Dean Elmendorf also expressed his excitement for how the expanded campus would transform the school, quoting Sir Winston Churchill’s idea that “we shape our buildings; thereafter they shape us.” The new campus is will certainly affect the work and lifestyle of student and faculty life on campus. With over 91,000 square feet of classrooms, connecting corridors between all buildings, inside and outside courtyards, and many new work and study areas, there are countless new ways in which the HKS community can experience and enjoy campus.

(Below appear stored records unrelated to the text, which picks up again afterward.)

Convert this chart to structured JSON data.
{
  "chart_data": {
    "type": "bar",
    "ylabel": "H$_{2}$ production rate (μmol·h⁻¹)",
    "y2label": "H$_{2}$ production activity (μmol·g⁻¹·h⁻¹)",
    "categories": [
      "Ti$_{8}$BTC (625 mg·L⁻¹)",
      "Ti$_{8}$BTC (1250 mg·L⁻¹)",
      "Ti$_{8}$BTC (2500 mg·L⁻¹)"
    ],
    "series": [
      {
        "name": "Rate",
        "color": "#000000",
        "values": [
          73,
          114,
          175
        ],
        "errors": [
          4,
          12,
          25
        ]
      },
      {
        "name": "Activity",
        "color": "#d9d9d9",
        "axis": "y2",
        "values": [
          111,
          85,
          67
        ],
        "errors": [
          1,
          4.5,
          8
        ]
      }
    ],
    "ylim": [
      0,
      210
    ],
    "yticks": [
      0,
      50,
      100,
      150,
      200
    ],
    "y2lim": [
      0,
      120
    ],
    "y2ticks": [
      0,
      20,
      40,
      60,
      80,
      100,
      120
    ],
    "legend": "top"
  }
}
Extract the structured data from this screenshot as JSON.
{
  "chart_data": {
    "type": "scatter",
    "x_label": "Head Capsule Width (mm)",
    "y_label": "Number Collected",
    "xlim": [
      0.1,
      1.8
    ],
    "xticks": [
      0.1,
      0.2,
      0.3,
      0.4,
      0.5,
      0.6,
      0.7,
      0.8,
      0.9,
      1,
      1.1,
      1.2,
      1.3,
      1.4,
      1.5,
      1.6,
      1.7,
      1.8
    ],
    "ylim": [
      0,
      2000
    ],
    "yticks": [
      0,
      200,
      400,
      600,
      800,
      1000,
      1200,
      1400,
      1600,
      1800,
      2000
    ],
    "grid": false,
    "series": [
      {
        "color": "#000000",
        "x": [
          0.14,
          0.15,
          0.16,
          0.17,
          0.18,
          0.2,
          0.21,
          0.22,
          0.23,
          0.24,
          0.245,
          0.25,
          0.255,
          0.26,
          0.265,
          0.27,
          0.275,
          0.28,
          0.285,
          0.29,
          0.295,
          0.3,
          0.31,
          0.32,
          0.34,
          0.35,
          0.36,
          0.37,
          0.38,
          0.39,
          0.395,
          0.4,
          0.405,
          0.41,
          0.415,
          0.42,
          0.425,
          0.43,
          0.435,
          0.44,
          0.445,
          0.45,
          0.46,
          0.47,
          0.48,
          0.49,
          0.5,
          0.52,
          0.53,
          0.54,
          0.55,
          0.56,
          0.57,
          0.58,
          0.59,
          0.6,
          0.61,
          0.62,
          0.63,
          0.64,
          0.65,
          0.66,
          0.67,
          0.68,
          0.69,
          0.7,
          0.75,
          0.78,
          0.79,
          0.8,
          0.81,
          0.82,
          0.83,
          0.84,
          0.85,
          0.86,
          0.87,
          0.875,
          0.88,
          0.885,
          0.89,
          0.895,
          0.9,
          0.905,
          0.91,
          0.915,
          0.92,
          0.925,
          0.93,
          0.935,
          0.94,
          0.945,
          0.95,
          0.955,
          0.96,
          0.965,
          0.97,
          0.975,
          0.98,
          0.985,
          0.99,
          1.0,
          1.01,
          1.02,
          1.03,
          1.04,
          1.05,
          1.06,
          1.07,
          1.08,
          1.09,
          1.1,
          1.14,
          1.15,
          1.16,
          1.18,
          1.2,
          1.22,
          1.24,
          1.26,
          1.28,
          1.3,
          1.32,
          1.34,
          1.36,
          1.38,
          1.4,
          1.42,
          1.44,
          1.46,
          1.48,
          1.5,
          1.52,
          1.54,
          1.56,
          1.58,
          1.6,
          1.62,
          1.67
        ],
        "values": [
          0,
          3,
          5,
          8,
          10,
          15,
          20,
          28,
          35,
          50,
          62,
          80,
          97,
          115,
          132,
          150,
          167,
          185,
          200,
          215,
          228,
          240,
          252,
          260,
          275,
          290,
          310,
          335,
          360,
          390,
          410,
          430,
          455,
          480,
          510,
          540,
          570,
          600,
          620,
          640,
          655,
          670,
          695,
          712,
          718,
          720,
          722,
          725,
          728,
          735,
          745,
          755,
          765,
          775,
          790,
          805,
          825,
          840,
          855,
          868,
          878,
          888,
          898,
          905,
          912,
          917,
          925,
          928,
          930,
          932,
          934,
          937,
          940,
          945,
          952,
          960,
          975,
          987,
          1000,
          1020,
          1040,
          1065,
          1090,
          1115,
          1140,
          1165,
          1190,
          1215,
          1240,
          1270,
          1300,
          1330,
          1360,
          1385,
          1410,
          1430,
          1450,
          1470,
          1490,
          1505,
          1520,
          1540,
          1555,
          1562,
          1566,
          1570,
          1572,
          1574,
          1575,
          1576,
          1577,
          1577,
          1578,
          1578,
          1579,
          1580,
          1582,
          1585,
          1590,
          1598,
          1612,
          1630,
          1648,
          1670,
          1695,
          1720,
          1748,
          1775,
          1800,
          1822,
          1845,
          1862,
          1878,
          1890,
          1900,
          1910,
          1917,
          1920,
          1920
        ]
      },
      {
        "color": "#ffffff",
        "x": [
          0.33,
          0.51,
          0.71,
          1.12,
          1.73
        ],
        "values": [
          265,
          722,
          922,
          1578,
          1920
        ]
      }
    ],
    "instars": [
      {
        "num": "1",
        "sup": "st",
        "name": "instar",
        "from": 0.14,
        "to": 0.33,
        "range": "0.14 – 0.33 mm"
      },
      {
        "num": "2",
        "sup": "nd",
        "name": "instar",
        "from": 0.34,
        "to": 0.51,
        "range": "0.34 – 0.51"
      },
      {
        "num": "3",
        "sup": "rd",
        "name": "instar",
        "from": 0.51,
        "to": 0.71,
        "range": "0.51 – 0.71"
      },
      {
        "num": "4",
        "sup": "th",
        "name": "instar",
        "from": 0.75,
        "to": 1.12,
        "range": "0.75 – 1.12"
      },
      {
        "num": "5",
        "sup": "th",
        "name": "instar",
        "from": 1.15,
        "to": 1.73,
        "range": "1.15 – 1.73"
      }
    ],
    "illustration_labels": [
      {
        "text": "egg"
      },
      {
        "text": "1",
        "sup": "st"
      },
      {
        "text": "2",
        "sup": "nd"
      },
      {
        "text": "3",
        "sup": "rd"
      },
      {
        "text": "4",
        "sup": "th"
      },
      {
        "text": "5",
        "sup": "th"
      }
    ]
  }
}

The expanded campus will also not affect the number of degree-seeking students admitted to the Kennedy School, according to Dean Elmendorf. The Executive Education program will expand its number of annual participants from around 3,000 to 4,000, however. This will give students the space they need to work individually and as groups throughout campus.
The Kennedy School’s commitment to sustainability is also evident in the school’s new buildings. The central courtyard serves as a green roof for the Wexner building’s lower level, including the kitchen, and new Executive Education classroom. A 66,000-gallon rainwater collection tank will also reduce irrigation water usage by more than half. Early next year, the school will begin installing over 150 solar panels on the roofs of the new buildings as well.
The grand opening ended with a ribbon-cutting ceremony and a reception in the cafeteria and winter garden. Afterwards, guests were invited to explore the new campus, including the newly opened Ofer building, which connects the Taubman and Belfer buildings, and the new student lounge.
Finishing touches of the campus transformation project will continue into next semester, but the lion’s share of the work is complete and ready for the HKS community to enjoy. It’s an exciting time for the Kennedy School and the beginning of a new chapter in our school’s history. As Dean Elmendorf remarked, the campus transformation is also “about increasing the school’s power to do good in the world.”